Kania menghela napas berat, mencoba mengatur emosinya.
“Tolong. Ini bukan tempat yang tepat untuk membahas hal ini. Aku akan menjelaskan semuanya nanti.”
Adrian mendekat, pandangannya tidak beralih dari Enzio yang tampak bingung dengan percakapan mereka.
“Aku ingin tahu sekarang, Kania. Apakah dia anakku?” tanyanya dengan mata berbinar.
Kania terdiam, hatinya terasa berat. Ia tahu momen ini akan datang cepat atau lambat, tapi ia tidak menyangka akan menghadapi Adrian secepat ini.
Enzio menatap ibunya dengan bingung, lalu beralih pada Adrian. “Mama, siapa paman ini?”

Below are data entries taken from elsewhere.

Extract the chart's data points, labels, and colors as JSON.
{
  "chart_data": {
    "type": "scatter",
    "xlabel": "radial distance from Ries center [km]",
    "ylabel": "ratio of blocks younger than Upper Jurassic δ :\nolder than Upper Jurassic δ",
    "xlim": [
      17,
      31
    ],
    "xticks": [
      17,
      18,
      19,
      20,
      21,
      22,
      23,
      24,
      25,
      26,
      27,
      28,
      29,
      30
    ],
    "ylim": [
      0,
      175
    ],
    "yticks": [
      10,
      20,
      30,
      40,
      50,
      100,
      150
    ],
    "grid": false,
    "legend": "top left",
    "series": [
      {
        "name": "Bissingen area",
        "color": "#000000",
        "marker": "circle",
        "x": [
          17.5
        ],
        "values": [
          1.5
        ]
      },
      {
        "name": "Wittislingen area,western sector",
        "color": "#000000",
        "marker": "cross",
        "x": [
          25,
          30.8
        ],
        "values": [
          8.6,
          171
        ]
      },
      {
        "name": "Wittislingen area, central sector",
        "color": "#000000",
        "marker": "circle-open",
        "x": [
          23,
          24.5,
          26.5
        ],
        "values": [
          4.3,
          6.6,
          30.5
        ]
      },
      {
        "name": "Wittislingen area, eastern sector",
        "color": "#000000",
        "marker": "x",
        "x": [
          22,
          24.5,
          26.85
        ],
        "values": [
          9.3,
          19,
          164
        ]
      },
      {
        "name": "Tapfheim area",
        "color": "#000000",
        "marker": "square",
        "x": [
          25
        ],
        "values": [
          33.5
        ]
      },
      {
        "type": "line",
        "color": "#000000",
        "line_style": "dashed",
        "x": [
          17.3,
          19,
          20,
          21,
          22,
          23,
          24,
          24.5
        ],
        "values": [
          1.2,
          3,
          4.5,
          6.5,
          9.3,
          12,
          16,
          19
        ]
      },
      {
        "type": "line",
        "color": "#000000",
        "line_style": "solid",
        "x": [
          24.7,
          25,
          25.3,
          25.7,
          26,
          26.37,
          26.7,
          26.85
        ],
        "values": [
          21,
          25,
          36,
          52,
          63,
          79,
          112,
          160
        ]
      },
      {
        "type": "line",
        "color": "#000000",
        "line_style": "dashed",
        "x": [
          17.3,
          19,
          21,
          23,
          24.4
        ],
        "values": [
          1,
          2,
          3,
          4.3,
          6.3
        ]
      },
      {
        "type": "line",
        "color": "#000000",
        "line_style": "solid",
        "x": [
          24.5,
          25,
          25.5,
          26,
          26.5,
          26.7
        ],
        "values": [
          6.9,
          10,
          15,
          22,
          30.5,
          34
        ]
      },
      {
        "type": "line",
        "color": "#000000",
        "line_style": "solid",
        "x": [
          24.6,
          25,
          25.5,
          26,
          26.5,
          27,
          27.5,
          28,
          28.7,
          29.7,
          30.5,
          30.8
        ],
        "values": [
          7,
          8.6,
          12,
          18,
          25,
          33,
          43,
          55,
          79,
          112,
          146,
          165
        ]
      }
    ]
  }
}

Kania tersenyum lembut pada putranya, mencoba menenangkannya. “Paman ini adalah teman Mama, sayang.”
Adrian mengepalkan tangannya. “Kamu berbohong, Kania.”
Kania menarik napas dalam-dalam, lalu menunduk pada Enzio. “Sayang, Mama perlu berbicara sebentar dengannya. Bisa kamu tunggu di mobil?”
Enzio, meskipun bingung, mengangguk dan berlari menuju mobil mereka ditemani oleh Bi Inah. Setelah memastikan Enzio aman, Kania berbalik menghadap Adrian.
“Kamu ingin jawaban, bukan? Baiklah aku akan menjawabnya. Ya, Enzio adalah putramu,” kata Kania.
Adrian tercengang mendengar kenyataan itu. Meski Adrian sudah menebaknya, ia masih tak menyangka. Bagaimana bisa Enzio adalah putranya sementra malam itu mereka melakukannya hanya satu kali?